Keywords

Indications

  • Dilated common iliac artery in the presence of otherwise suitable anatomy for EVAR

  • Internal iliac artery aneurysm

  • Pelvic bleeding following pelvic fracture

Essential Steps

  1. 1.

    Percutaneous access of the contralateral femoral artery.

  2. 2.

    Placement of a size 5 French sheath.

  3. 3.

    Introduce a wire followed by Omni Flush catheter into the aorta.

  4. 4.

    Perform an aortogram with iliac runoff and confirm the iliac pathology.

  5. 5.

    Crossing from the contralateral iliac artery into the ipsilateral common iliac artery where the interior iliac artery is to be embolized.

  6. 6.

    Changing the projection to an LAO/RAO oblique.

  7. 7.

    Replacement of the size 5 French sheath with a size 6 guiding catheter or a long 5 French (Balkin) sheath.

  8. 8.

    Canalization of the ipsilateral internal iliac artery.

  9. 9.

    Advancement of a size 5 French catheter into the internal iliac artery at the level of embolization. Insertion of Volcano/Nester Coils/Amplatzar plug into the internal iliac artery preserving flow in the distal branches.

  10. 10.

    Packing the coils into internal iliac artery without spilling into the common or external iliac artery.

  11. 11.

    Angiogram completion angiogram.

  12. 12.

    Reversal of anticoagulation and removal of the sheath.

Note This Variation

  • Occasionally access into the internal iliac artery may be achieved through an ipsilateral approach, and other types of embolization devices with a retrievable option (Amplatzer Vascular Plug) are also available and have been successfully used for occluding the internal iliac artery.

Complications

  • Extension of the coil into the common iliac artery

  • Migration of the coils into the external iliac artery

  • Access site bleeding

  • Pelvic ischemia

  • Buttock claudication

  • Sexual dysfunction

Template Operative Dictation

Preoperative Diagnosis

Common iliac artery aneurysm extending into the iliac bifurcation in a patient who is otherwise a good candidate for EVAR/internal iliac artery aneurysm/persistent pelvic bleeding in a patient with pelvic fractures follow blunt trauma

Procedure

Aortogram with iliac runoff; right/left internal iliac artery embolization

Postoperative Diagnosis

Same

Indications

The patient is a ___-year-old male/female with a large abdominal aortic aneurysm and aneurismal dilatation of the common iliac artery extending into the iliac bifurcation.
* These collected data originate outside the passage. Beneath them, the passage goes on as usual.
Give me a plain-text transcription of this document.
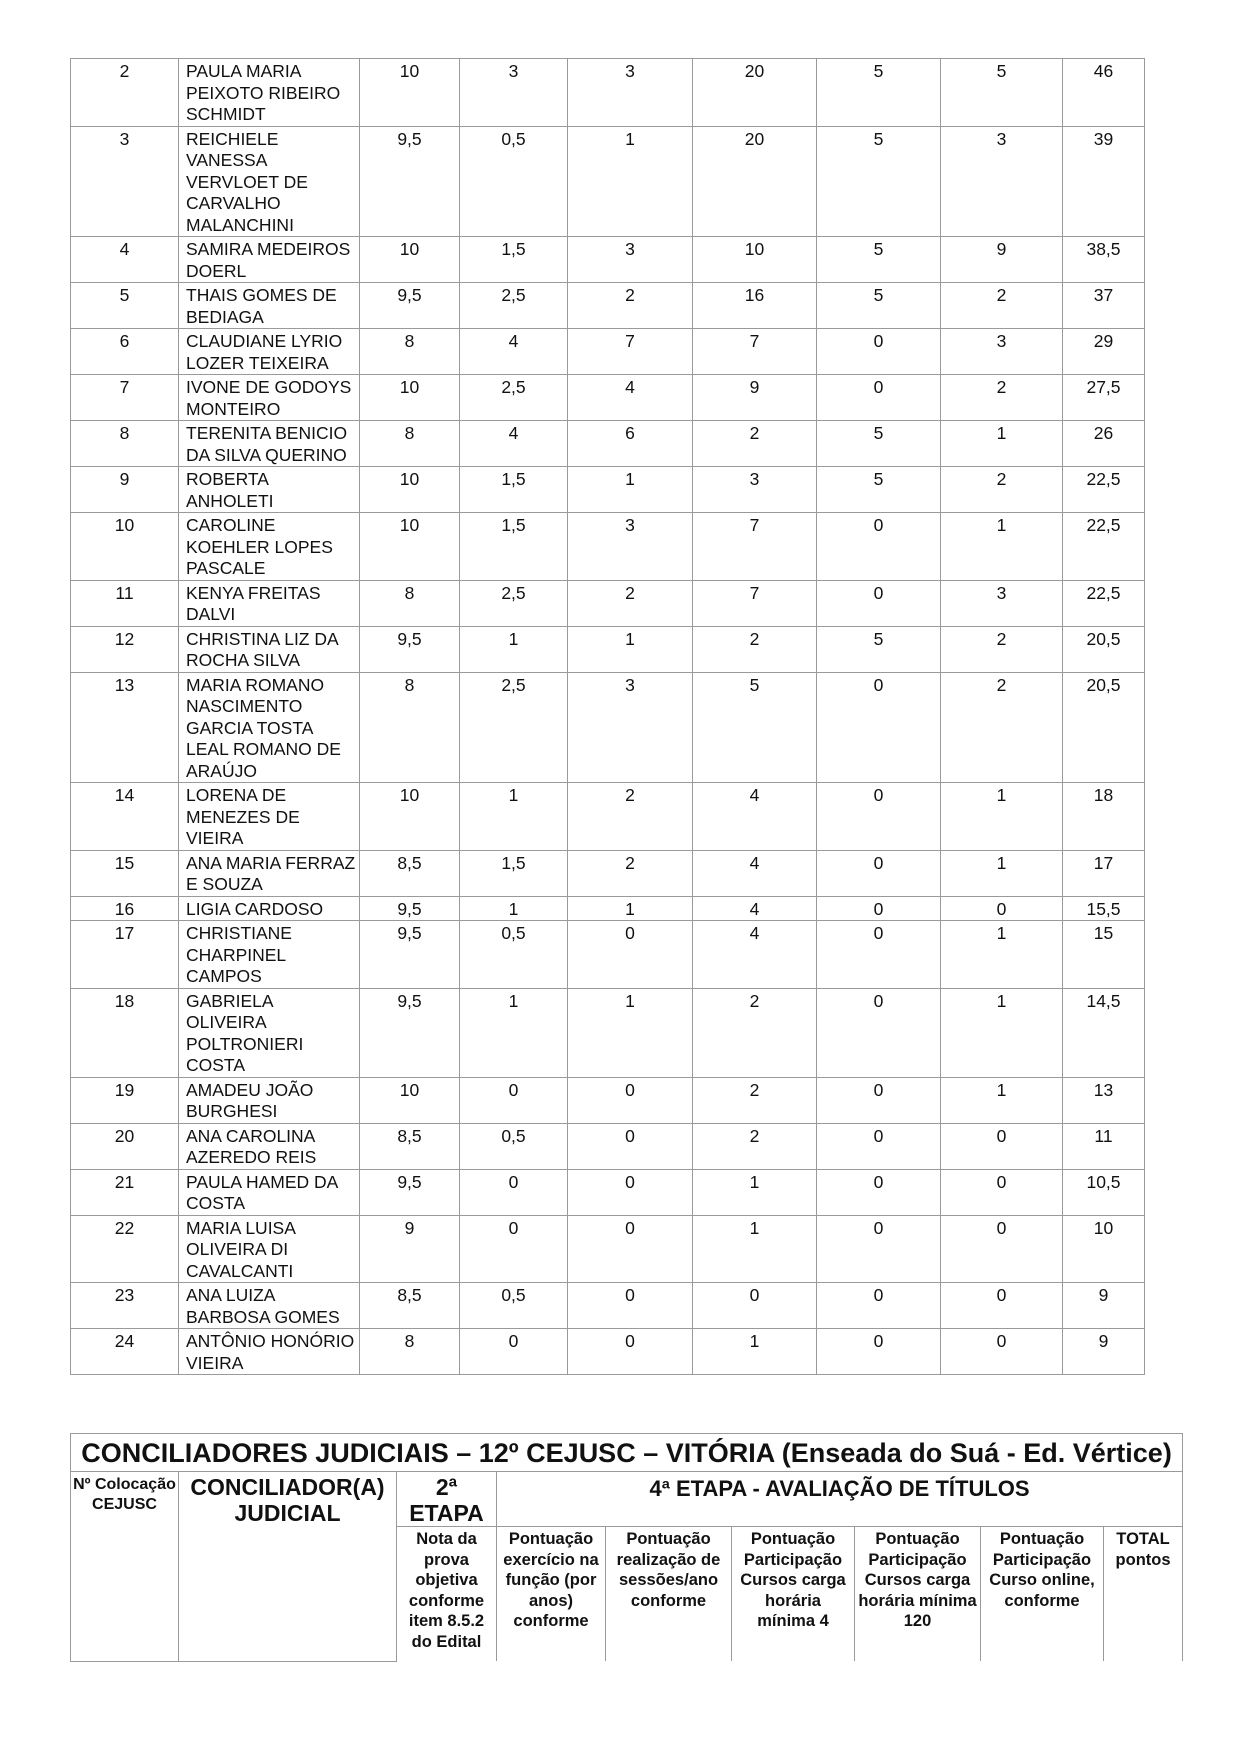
2	PAULA MARIA PEIXOTO RIBEIRO SCHMIDT	10	3	3	20	5	5	46
3	REICHIELE VANESSA VERVLOET DE CARVALHO MALANCHINI	9,5	0,5	1	20	5	3	39
4	SAMIRA MEDEIROS DOERL	10	1,5	3	10	5	9	38,5
5	THAIS GOMES DE BEDIAGA	9,5	2,5	2	16	5	2	37
6	CLAUDIANE LYRIO LOZER TEIXEIRA	8	4	7	7	0	3	29
7	IVONE DE GODOYS MONTEIRO	10	2,5	4	9	0	2	27,5
8	TERENITA BENICIO DA SILVA QUERINO	8	4	6	2	5	1	26
9	ROBERTA ANHOLETI	10	1,5	1	3	5	2	22,5
10	CAROLINE KOEHLER LOPES PASCALE	10	1,5	3	7	0	1	22,5
11	KENYA FREITAS DALVI	8	2,5	2	7	0	3	22,5
12	CHRISTINA LIZ DA ROCHA SILVA	9,5	1	1	2	5	2	20,5
13	MARIA ROMANO NASCIMENTO GARCIA TOSTA LEAL ROMANO DE ARAÚJO	8	2,5	3	5	0	2	20,5
14	LORENA DE MENEZES DE VIEIRA	10	1	2	4	0	1	18
15	ANA MARIA FERRAZ E SOUZA	8,5	1,5	2	4	0	1	17
16	LIGIA CARDOSO	9,5	1	1	4	0	0	15,5
17	CHRISTIANE CHARPINEL CAMPOS	9,5	0,5	0	4	0	1	15
18	GABRIELA OLIVEIRA POLTRONIERI COSTA	9,5	1	1	2	0	1	14,5
19	AMADEU JOÃO BURGHESI	10	0	0	2	0	1	13
20	ANA CAROLINA AZEREDO REIS	8,5	0,5	0	2	0	0	11
21	PAULA HAMED DA COSTA	9,5	0	0	1	0	0	10,5
22	MARIA LUISA OLIVEIRA DI CAVALCANTI	9	0	0	1	0	0	10
23	ANA LUIZA BARBOSA GOMES	8,5	0,5	0	0	0	0	9
24	ANTÔNIO HONÓRIO VIEIRA	8	0	0	1	0	0	9
CONCILIADORES JUDICIAIS – 12º CEJUSC – VITÓRIA (Enseada do Suá - Ed. Vértice)								
Nº Colocação CEJUSC	CONCILIADOR(A) JUDICIAL	2ª ETAPA	4ª ETAPA - AVALIAÇÃO DE TÍTULOS					
		Nota da prova objetiva conforme item 8.5.2 do Edital	Pontuação exercício na função (por anos) conforme	Pontuação realização de sessões/ano conforme	Pontuação Participação Cursos carga horária mínima 4	Pontuação Participação Cursos carga horária mínima 120	Pontuação Participação Curso online, conforme	TOTAL pontos
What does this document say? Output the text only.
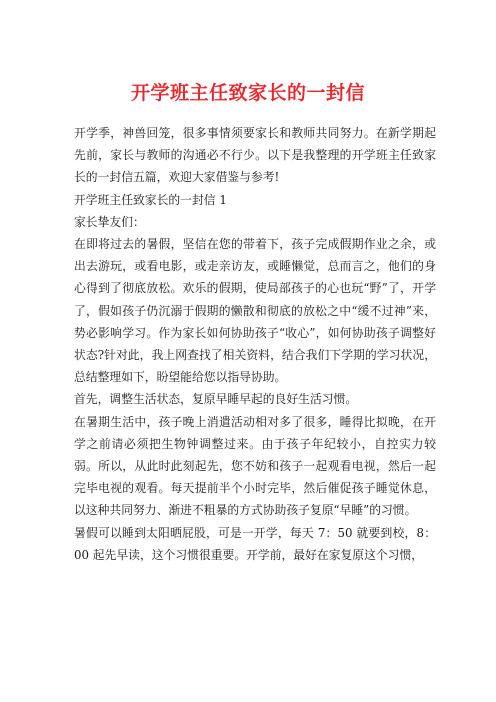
开学班主任致家长的一封信

开学季，神兽回笼，很多事情须要家长和教师共同努力。在新学期起先前，家长与教师的沟通必不行少。以下是我整理的开学班主任致家长的一封信五篇，欢迎大家借鉴与参考!

开学班主任致家长的一封信 1

家长挚友们：

在即将过去的暑假，坚信在您的带着下，孩子完成假期作业之余，或出去游玩，或看电影，或走亲访友，或睡懒觉，总而言之，他们的身心得到了彻底放松。欢乐的假期，使局部孩子的心也玩“野”了，开学了，假如孩子仍沉溺于假期的懒散和彻底的放松之中“缓不过神”来，势必影响学习。作为家长如何协助孩子“收心”，如何协助孩子调整好状态?针对此，我上网查找了相关资料，结合我们下学期的学习状况，总结整理如下，盼望能给您以指导协助。

首先，调整生活状态，复原早睡早起的良好生活习惯。

在暑期生活中，孩子晚上消遣活动相对多了很多，睡得比拟晚，在开学之前请必须把生物钟调整过来。由于孩子年纪较小，自控实力较弱。所以，从此时此刻起先，您不妨和孩子一起观看电视，然后一起完毕电视的观看。每天提前半个小时完毕，然后催促孩子睡觉休息，以这种共同努力、渐进不粗暴的方式协助孩子复原“早睡”的习惯。

暑假可以睡到太阳晒屁股，可是一开学，每天 7：50 就要到校，8：00 起先早读，这个习惯很重要。开学前，最好在家复原这个习惯，
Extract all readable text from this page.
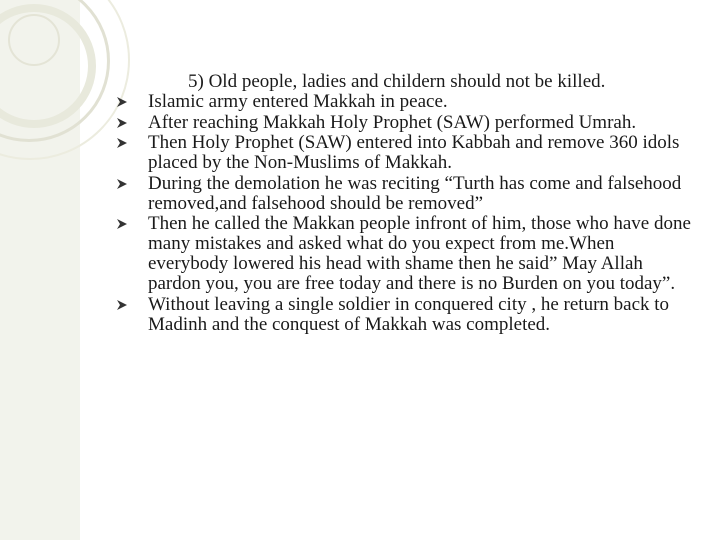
5) Old people, ladies and childern should not be killed.

Islamic army entered Makkah in peace.
After reaching Makkah Holy Prophet (SAW) performed Umrah.
Then Holy Prophet (SAW) entered into Kabbah and remove 360 idols placed by the Non-Muslims of Makkah.
During the demolation he was reciting “Turth has come and falsehood removed,and falsehood should be removed”
Then he called the Makkan people infront of him, those who have done many mistakes and asked what do you expect from me.When everybody lowered his head with shame then he said” May Allah pardon you, you are free today and there is no Burden on you today”.
Without leaving a single soldier in conquered city , he return back to Madinh and the conquest of Makkah was completed.
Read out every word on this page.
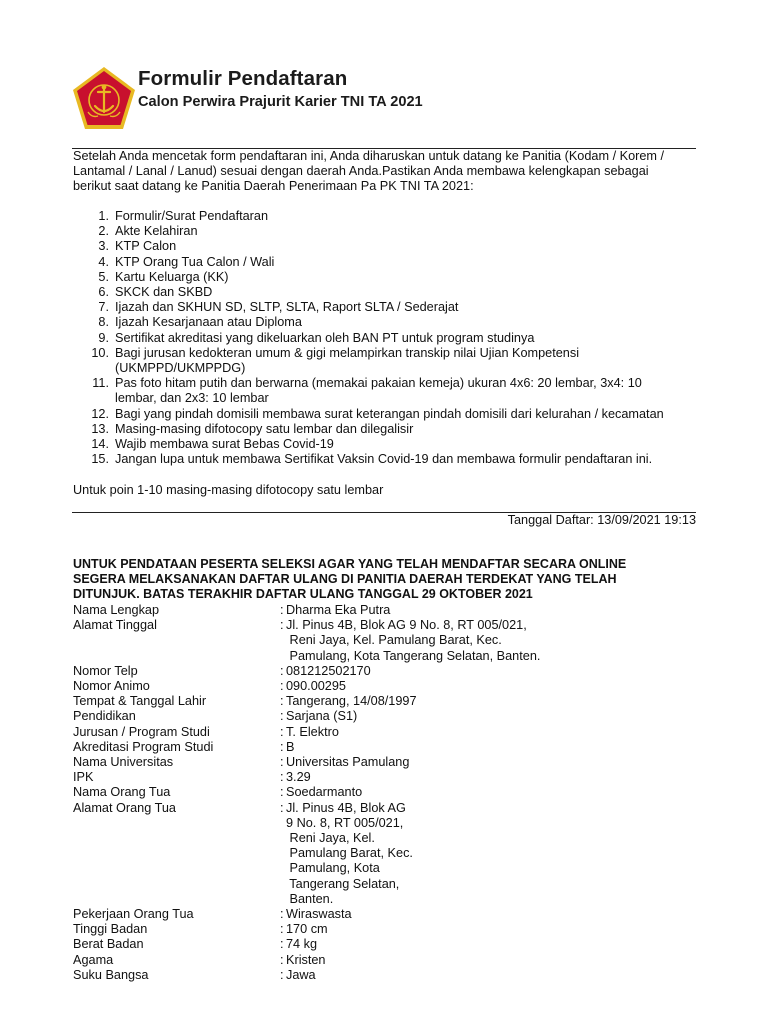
Formulir Pendaftaran
Calon Perwira Prajurit Karier TNI TA 2021
Setelah Anda mencetak form pendaftaran ini, Anda diharuskan untuk datang ke Panitia (Kodam / Korem /
Lantamal / Lanal / Lanud) sesuai dengan daerah Anda.Pastikan Anda membawa kelengkapan sebagai
berikut saat datang ke Panitia Daerah Penerimaan Pa PK TNI TA 2021:
1. Formulir/Surat Pendaftaran
2. Akte Kelahiran
3. KTP Calon
4. KTP Orang Tua Calon / Wali
5. Kartu Keluarga (KK)
6. SKCK dan SKBD
7. Ijazah dan SKHUN SD, SLTP, SLTA, Raport SLTA / Sederajat
8. Ijazah Kesarjanaan atau Diploma
9. Sertifikat akreditasi yang dikeluarkan oleh BAN PT untuk program studinya
10. Bagi jurusan kedokteran umum & gigi melampirkan transkip nilai Ujian Kompetensi
(UKMPPD/UKMPPDG)
11. Pas foto hitam putih dan berwarna (memakai pakaian kemeja) ukuran 4x6: 20 lembar, 3x4: 10
lembar, dan 2x3: 10 lembar
12. Bagi yang pindah domisili membawa surat keterangan pindah domisili dari kelurahan / kecamatan
13. Masing-masing difotocopy satu lembar dan dilegalisir
14. Wajib membawa surat Bebas Covid-19
15. Jangan lupa untuk membawa Sertifikat Vaksin Covid-19 dan membawa formulir pendaftaran ini.
Untuk poin 1-10 masing-masing difotocopy satu lembar
Tanggal Daftar: 13/09/2021 19:13
UNTUK PENDATAAN PESERTA SELEKSI AGAR YANG TELAH MENDAFTAR SECARA ONLINE
SEGERA MELAKSANAKAN DAFTAR ULANG DI PANITIA DAERAH TERDEKAT YANG TELAH
DITUNJUK. BATAS TERAKHIR DAFTAR ULANG TANGGAL 29 OKTOBER 2021
Nama Lengkap	: Dharma Eka Putra
Alamat Tinggal	: Jl. Pinus 4B, Blok AG 9 No. 8, RT 005/021,
Reni Jaya, Kel. Pamulang Barat, Kec.
Pamulang, Kota Tangerang Selatan, Banten.
Nomor Telp	: 081212502170
Nomor Animo	: 090.00295
Tempat & Tanggal Lahir	: Tangerang, 14/08/1997
Pendidikan	: Sarjana (S1)
Jurusan / Program Studi	: T. Elektro
Akreditasi Program Studi	: B
Nama Universitas	: Universitas Pamulang
IPK	: 3.29
Nama Orang Tua	: Soedarmanto
Alamat Orang Tua	: Jl. Pinus 4B, Blok AG
9 No. 8, RT 005/021,
Reni Jaya, Kel.
Pamulang Barat, Kec.
Pamulang, Kota
Tangerang Selatan,
Banten.
Pekerjaan Orang Tua	: Wiraswasta
Tinggi Badan	: 170 cm
Berat Badan	: 74 kg
Agama	: Kristen
Suku Bangsa	: Jawa
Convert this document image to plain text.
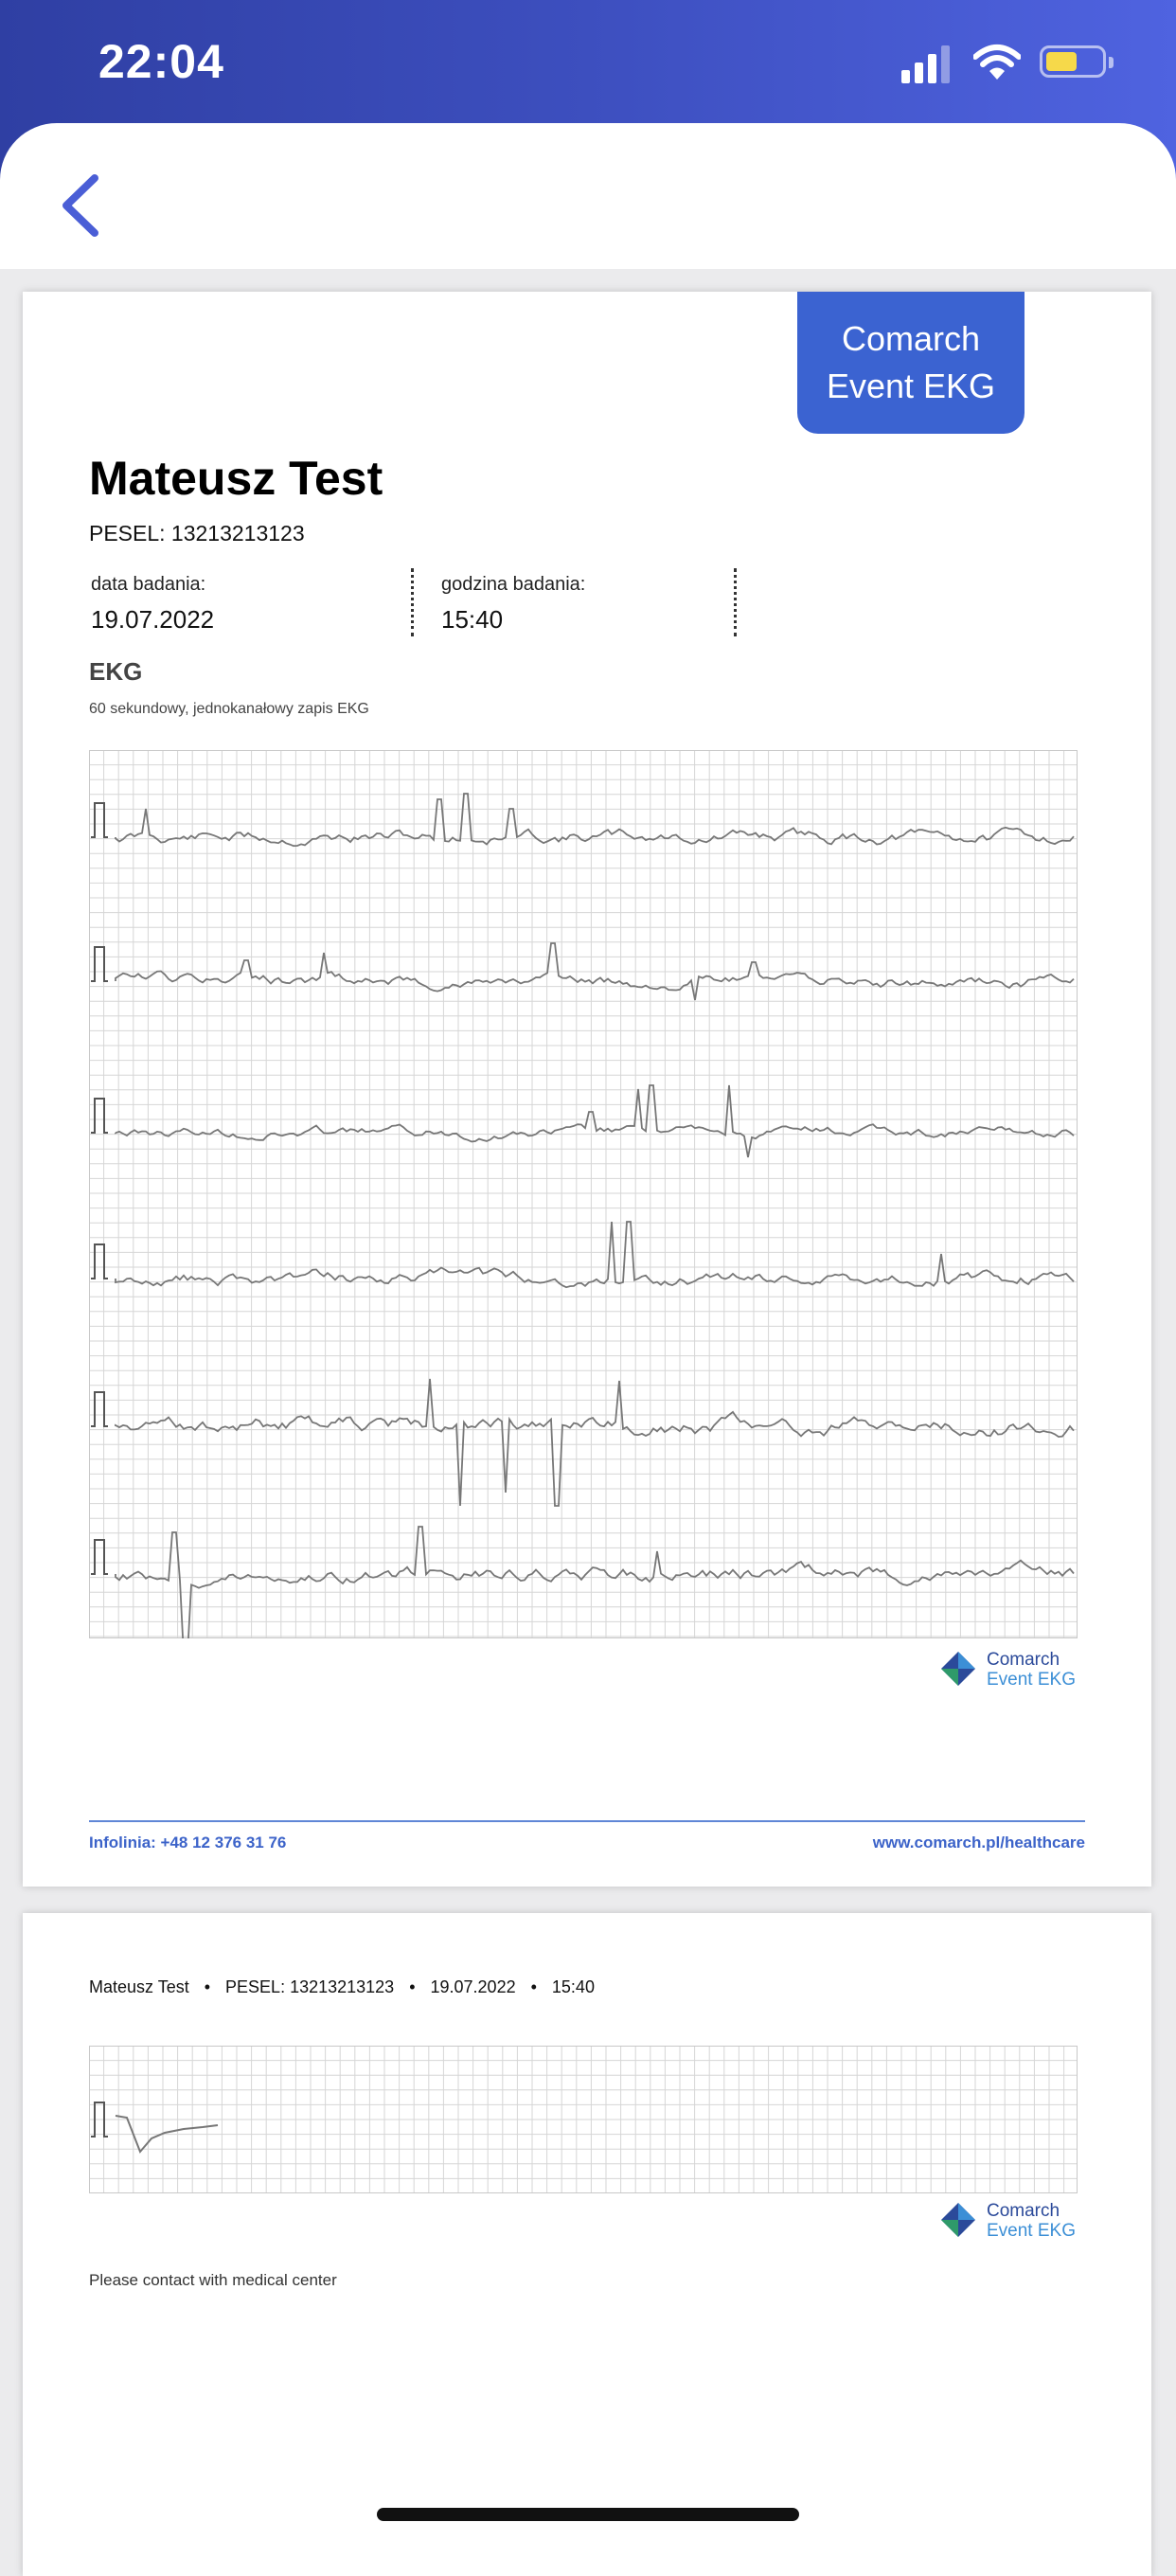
22:04
Comarch
Event EKG
Mateusz Test
PESEL: 13213213123
data badania:
19.07.2022
godzina badania:
15:40
EKG
60 sekundowy, jednokanałowy zapis EKG
Comarch
Event EKG
Infolinia: +48 12 376 31 76	www.comarch.pl/healthcare
Mateusz Test • PESEL: 13213213123 • 19.07.2022 • 15:40
Comarch
Event EKG
Please contact with medical center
The patient is otherwise a good candidate for EVAR. Embolization of the internal iliac artery is indicated to provide a suitable landing zone for the EVAR limb into the external iliac artery. The contralateral iliac artery is patent without any significant pathology. The patient has been informed of the risks and benefits the embolization of the internal iliac artery, and has agreed to the procedure.

Description of Procedure

The patient was brought to the angiography suite and was placed in the angiography table in the supine position. The right and left groins were prepped and draped in the usual sterile fashion. Time-outs were performed using both preinduction and pre-incision safety checklist to verify correct patient, procedure, site, and additional critical information prior to beginning the procedure. The contralateral groin was infiltrated with 1 % Lidocaine, and the common femoral artery was accessed using a Seldinger technique. A size 5 French sheath was inserted in the common femoral artery, and a glide wire was advanced in to the aorta. An Omni flush catheter was then advanced into the aorta and an aortogram with iliac runoff was obtained delineating the anatomy. The Omni Flush/Cobra catheter was then used to cross over to the contralateral common iliac artery. The 5-French sheath was then replaced by a size 5/6 French guiding catheter/5 Balkin sheath. The tip of the sheath was parked in the common iliac artery just proximal to the take off of the internal iliac artery. A right/left anterior oblique RAO/LAO projection was then obtained, and another angiogram was performed delineating the orifice of the right/left internal iliac artery. Using an MP/angle glade/catheter/cobra catheter, the internal iliac artery was accessed with a 0.035 hydrophilic glide wire, and the catheter was advanced into the distal segment of internal iliac artery. An angiogram through the MP/angle glade/catheter/cobra catheter was obtained further documenting its position and its relationship to the common iliac artery and internal iliac artery branches. A size 10 Tornado coil/Amplatzar plug was then introduced and deployed into the desired location in the internal iliac artery preserving the collateral of the internal iliac artery. Multiple coils were introduced until the entire iliac artery was filled and packed with coils. An angiogram was then performed documenting absence of any spillage of coils into the common iliac or external iliac arteries. The catheter, wires, and sheath were then removed after the patient’s anticoagulation was reversed with protamine sulfate. The sheath was removed and pressure was applied to the groin. A debriefing checklist was completed to share information critical to postoperative care of the patient.